"Everyone (secretly) loves Sisi/Sissi: The Charismatic Empress in Italy and beyond"
Lecture Series "Telling Times: Memories of Culture, Cultures of Memory"
- Date: Jun 7, 2018
- Time: 03:00 PM - 04:30 PM (Local Time Germany)
- Speaker: Maura Hametz (Old Dominion University)
- Maura Hametz is a Professor of History at Old Dominion University in Norfolk, Virginia, USA, specializing in the history of Italy and the late Habsburg empire since the late nineteenth century. Her research explores the intersections of politics, culture, memory, law, religion, gender, and ethnic and national identity.
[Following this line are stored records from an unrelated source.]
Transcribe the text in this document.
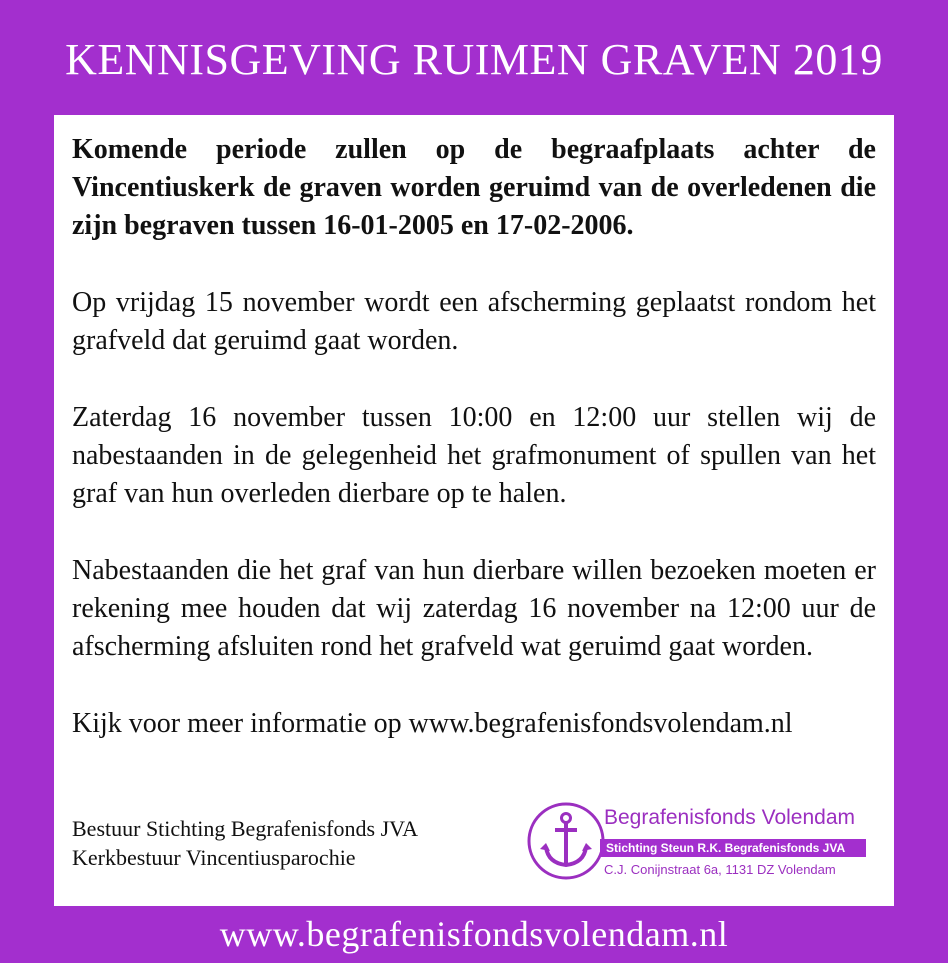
KENNISGEVING RUIMEN GRAVEN 2019

Komende periode zullen op de begraafplaats achter de Vincentiuskerk de graven worden geruimd van de overledenen die zijn begraven tussen 16-01-2005 en 17-02-2006.

Op vrijdag 15 november wordt een afscherming geplaatst rondom het grafveld dat geruimd gaat worden.

Zaterdag 16 november tussen 10:00 en 12:00 uur stellen wij de nabestaanden in de gelegenheid het grafmonument of spullen van het graf van hun overleden dierbare op te halen.

Nabestaanden die het graf van hun dierbare willen bezoeken moeten er rekening mee houden dat wij zaterdag 16 november na 12:00 uur de afscherming afsluiten rond het grafveld wat geruimd gaat worden.

Kijk voor meer informatie op www.begrafenisfondsvolendam.nl

Bestuur Stichting Begrafenisfonds JVA
Kerkbestuur Vincentiusparochie
Begrafenisfonds Volendam
Stichting Steun R.K. Begrafenisfonds JVA
C.J. Conijnstraat 6a, 1131 DZ Volendam
www.begrafenisfondsvolendam.nl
She is the author of In the Name of Italy (Fordham U. Press, 2012) and Making Trieste Italian, 1918-1954 (Boydell and Brewer [Royal Historical Association new series], 2005) and co-editor of Jewish Intellectual Women in Central Europe, 1860-2000 (Mellen, 2012), and Sissi’s World:The Empress Elisabeth in Myth and Memory (Bloomsbury Press, 2018 [forthcoming July]). In addition to further work on monuments, memory and Sissi in Trieste, she is currently working on projects that explore the contours of citizenship in the northern Adriatic post-Habsburg states, Virginian (American) World War I veterans ideas on war and faith, and notions of violence, intimidation, and justice in Fascist Italy articulated in the context of the Special Tribunal for the Defense of the State.
- Location: MPI-MMG, Hermann-Föge-Weg 12, Göttingen
- Room: Conference Room
For more details please contact cziesielsky(at)mmg.mpg.de.
The Habsburg Empress Elisabeth, the consort of Franz Joseph, was renowned for her beauty, elegance, spirit, and her eccentricities. Venerated in life, the empress was martyred and mythologized in death. Maura Hametz, co-editor of the forthcoming collection Sissi’s World (Bloombury 2018), will explore the myth and memory of Sissi. Taking the memory of Elisabeth evoked by the statue of Elisabetta in Trieste as a starting point, she will discuss Sissi in the context of memory in Italy and then in the interdisciplinary and transdisciplinary work of scholars included in the collection to seek to illuminate the ways in which the enigmatic Sissi/Sisi is remembered as a personage and mythologized as a romantic figure in lands throughout the former Habsburg empire and beyond, as far from Europe as the United States and China. She will explore Sissi’s fame as extolled in monuments, museums, and sculpture and her celebrity as represented in film, literature, and art. What is the secret of the empress’s enduring fame? And, how might a conceptualization of charisma help to explain the complex and multi-faceted modern Sissi phenomenon?